Given a set of training instances (X1, Y1), (X2, Y2), ... (Xn, Yn), typically, each instance of Xi i=1,2,..., N is an m-dimensional vector, Yi is a vector with an L (l>=1) category, and the task of classifying is to learn a model f:x->y from the training instance, thus giving a trustworthy category prediction to the new instance.
The classifier for multi-class classification (Multiclass classification) is designed to specify a unique classification category for a new instance, with two common strategies: based on the posterior probability or distance given to all categories of measures at once, select the category with the largest measure as the forecast category , decompose the multi-class classification into many two-tuple classification questions, and then combine the results of all the two-tuple classifications.

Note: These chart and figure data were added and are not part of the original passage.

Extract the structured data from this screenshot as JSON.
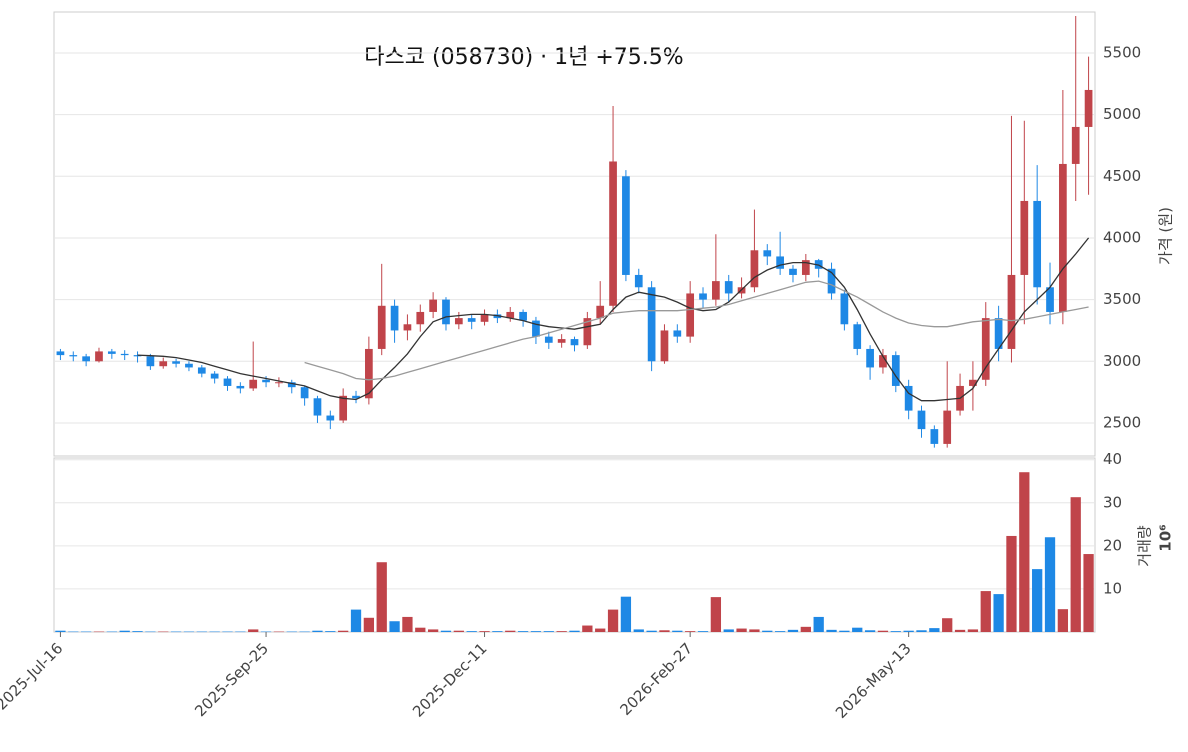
{
  "chart_data": {
    "type": "candlestick",
    "title": "다스코 (058730)  ·  1년 +75.5%",
    "ylabel": "가격 (원)",
    "y2label": "거래량",
    "y2unit": "10⁶",
    "categories": [
      "2025-Jul-16",
      null,
      null,
      null,
      null,
      null,
      null,
      null,
      null,
      null,
      null,
      null,
      null,
      null,
      null,
      null,
      "2025-Sep-25",
      null,
      null,
      null,
      null,
      null,
      null,
      null,
      null,
      null,
      null,
      null,
      null,
      null,
      null,
      null,
      null,
      "2025-Dec-11",
      null,
      null,
      null,
      null,
      null,
      null,
      null,
      null,
      null,
      null,
      null,
      null,
      null,
      null,
      null,
      "2026-Feb-27",
      null,
      null,
      null,
      null,
      null,
      null,
      null,
      null,
      null,
      null,
      null,
      null,
      null,
      null,
      null,
      null,
      "2026-May-13",
      null,
      null,
      null,
      null,
      null,
      null,
      null,
      null,
      null,
      null,
      null,
      null,
      null,
      null
    ],
    "open": [
      3080,
      3050,
      3040,
      3000,
      3080,
      3060,
      3050,
      3040,
      2960,
      3000,
      2980,
      2950,
      2900,
      2860,
      2800,
      2780,
      2850,
      2830,
      2830,
      2790,
      2700,
      2560,
      2520,
      2720,
      2700,
      3100,
      3450,
      3250,
      3300,
      3400,
      3500,
      3300,
      3350,
      3320,
      3380,
      3350,
      3400,
      3330,
      3200,
      3150,
      3180,
      3130,
      3350,
      3450,
      4500,
      3700,
      3600,
      3000,
      3250,
      3200,
      3550,
      3500,
      3650,
      3550,
      3600,
      3900,
      3850,
      3750,
      3700,
      3820,
      3750,
      3550,
      3300,
      3100,
      2950,
      3050,
      2800,
      2600,
      2450,
      2330,
      2600,
      2800,
      2850,
      3350,
      3100,
      3700,
      4300,
      3600,
      3400,
      4600,
      4900
    ],
    "high": [
      3100,
      3080,
      3060,
      3110,
      3100,
      3090,
      3080,
      3060,
      3030,
      3020,
      3000,
      2970,
      2920,
      2880,
      2830,
      3160,
      2880,
      2870,
      2850,
      2800,
      2720,
      2600,
      2780,
      2760,
      3200,
      3790,
      3500,
      3380,
      3460,
      3560,
      3520,
      3400,
      3380,
      3420,
      3420,
      3440,
      3420,
      3360,
      3240,
      3220,
      3200,
      3400,
      3650,
      5070,
      4550,
      3750,
      3650,
      3300,
      3300,
      3650,
      3600,
      4030,
      3700,
      3680,
      4230,
      3950,
      4050,
      3780,
      3870,
      3830,
      3800,
      3580,
      3320,
      3130,
      3100,
      3080,
      2850,
      2640,
      2480,
      3000,
      2900,
      3000,
      3480,
      3450,
      4990,
      4950,
      4590,
      3800,
      5200,
      5800,
      5470
    ],
    "low": [
      3010,
      3000,
      2960,
      2990,
      3020,
      3010,
      2990,
      2930,
      2940,
      2950,
      2920,
      2870,
      2820,
      2760,
      2740,
      2760,
      2790,
      2790,
      2740,
      2640,
      2500,
      2450,
      2500,
      2660,
      2650,
      3050,
      3150,
      3170,
      3240,
      3350,
      3250,
      3260,
      3260,
      3290,
      3310,
      3320,
      3280,
      3140,
      3100,
      3110,
      3080,
      3100,
      3300,
      3400,
      3650,
      3550,
      2920,
      2980,
      3150,
      3150,
      3430,
      3450,
      3480,
      3510,
      3560,
      3780,
      3700,
      3640,
      3650,
      3680,
      3500,
      3250,
      3050,
      2850,
      2900,
      2750,
      2530,
      2380,
      2300,
      2300,
      2560,
      2600,
      2800,
      3000,
      2990,
      3300,
      3460,
      3300,
      3300,
      4300,
      4350
    ],
    "close": [
      3050,
      3040,
      3000,
      3080,
      3060,
      3050,
      3040,
      2960,
      3000,
      2980,
      2950,
      2900,
      2860,
      2800,
      2780,
      2850,
      2830,
      2830,
      2790,
      2700,
      2560,
      2520,
      2720,
      2700,
      3100,
      3450,
      3250,
      3300,
      3400,
      3500,
      3300,
      3350,
      3320,
      3380,
      3350,
      3400,
      3330,
      3200,
      3150,
      3180,
      3130,
      3350,
      3450,
      4620,
      3700,
      3600,
      3000,
      3250,
      3200,
      3550,
      3500,
      3650,
      3550,
      3600,
      3900,
      3850,
      3750,
      3700,
      3820,
      3750,
      3550,
      3300,
      3100,
      2950,
      3050,
      2800,
      2600,
      2450,
      2330,
      2600,
      2800,
      2850,
      3350,
      3100,
      3700,
      4300,
      3600,
      3400,
      4600,
      4900,
      5200
    ],
    "volume": [
      0.3,
      0.1,
      0.1,
      0.1,
      0.1,
      0.3,
      0.2,
      0.1,
      0.1,
      0.1,
      0.1,
      0.1,
      0.1,
      0.1,
      0.1,
      0.6,
      0.1,
      0.1,
      0.1,
      0.1,
      0.3,
      0.2,
      0.3,
      5.2,
      3.3,
      16.2,
      2.5,
      3.5,
      1,
      0.6,
      0.3,
      0.3,
      0.2,
      0.2,
      0.2,
      0.3,
      0.2,
      0.2,
      0.2,
      0.2,
      0.3,
      1.5,
      0.8,
      5.2,
      8.2,
      0.6,
      0.3,
      0.4,
      0.3,
      0.2,
      0.2,
      8.1,
      0.6,
      0.8,
      0.6,
      0.3,
      0.2,
      0.5,
      1.2,
      3.5,
      0.5,
      0.3,
      1,
      0.4,
      0.3,
      0.2,
      0.3,
      0.4,
      0.9,
      3.2,
      0.5,
      0.6,
      9.5,
      8.8,
      22.3,
      37.1,
      14.6,
      22,
      5.3,
      31.3,
      18.1
    ],
    "ma": [
      {
        "color": "#333333",
        "values": [
          null,
          null,
          null,
          null,
          null,
          null,
          3050,
          3045,
          3040,
          3030,
          3010,
          2990,
          2960,
          2930,
          2900,
          2880,
          2860,
          2840,
          2820,
          2800,
          2760,
          2720,
          2700,
          2690,
          2740,
          2850,
          2950,
          3060,
          3200,
          3320,
          3360,
          3370,
          3380,
          3380,
          3370,
          3350,
          3330,
          3300,
          3280,
          3270,
          3260,
          3280,
          3300,
          3420,
          3520,
          3560,
          3540,
          3520,
          3480,
          3430,
          3410,
          3420,
          3480,
          3580,
          3680,
          3740,
          3780,
          3800,
          3800,
          3780,
          3720,
          3600,
          3420,
          3220,
          3040,
          2880,
          2740,
          2680,
          2680,
          2690,
          2700,
          2780,
          2950,
          3100,
          3250,
          3400,
          3500,
          3600,
          3750,
          3870,
          4000
        ]
      },
      {
        "color": "#999999",
        "values": [
          null,
          null,
          null,
          null,
          null,
          null,
          null,
          null,
          null,
          null,
          null,
          null,
          null,
          null,
          null,
          null,
          null,
          null,
          null,
          2990,
          2960,
          2930,
          2900,
          2860,
          2850,
          2860,
          2880,
          2910,
          2940,
          2970,
          3000,
          3030,
          3060,
          3090,
          3120,
          3150,
          3180,
          3200,
          3230,
          3260,
          3290,
          3320,
          3350,
          3390,
          3400,
          3410,
          3410,
          3410,
          3410,
          3420,
          3430,
          3440,
          3460,
          3490,
          3520,
          3550,
          3580,
          3610,
          3640,
          3650,
          3620,
          3570,
          3520,
          3460,
          3400,
          3350,
          3310,
          3290,
          3280,
          3280,
          3300,
          3320,
          3330,
          3340,
          3330,
          3340,
          3360,
          3380,
          3400,
          3420,
          3440
        ]
      }
    ],
    "colors": {
      "up": "#c0444a",
      "down": "#1e88e5"
    },
    "ylim": [
      2232,
      5832
    ],
    "yticks": [
      2500,
      3000,
      3500,
      4000,
      4500,
      5000,
      5500
    ],
    "y2lim": [
      0,
      40.4
    ],
    "y2ticks": [
      10,
      20,
      30,
      40
    ],
    "grid": true
  }
}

The Multi-label classification (Multilabel classification) classifier assigns multiple categories to a new instance. This classification model has a wide range of practical applications, such as: A document may belong to multiple classifications at the same time, and a protein may have multiple functions. Also, there may be a certain dependency or binding relationship between multiple tags, such as Go (Gene Ontology), which is composed of all the functions of the protein. This dependency or constraint relationship has hierarchical characteristics, which can often be described as a tree or a direction-free graph structure, which the machine learning Community calls hierarchical multi-label classification. Because the output of the model has a hierarchical structure, the hierarchical multi-label classification belongs to another recently very active research area: structural prediction. Hierarchical multi-label classification and structural prediction are new and challenging research areas.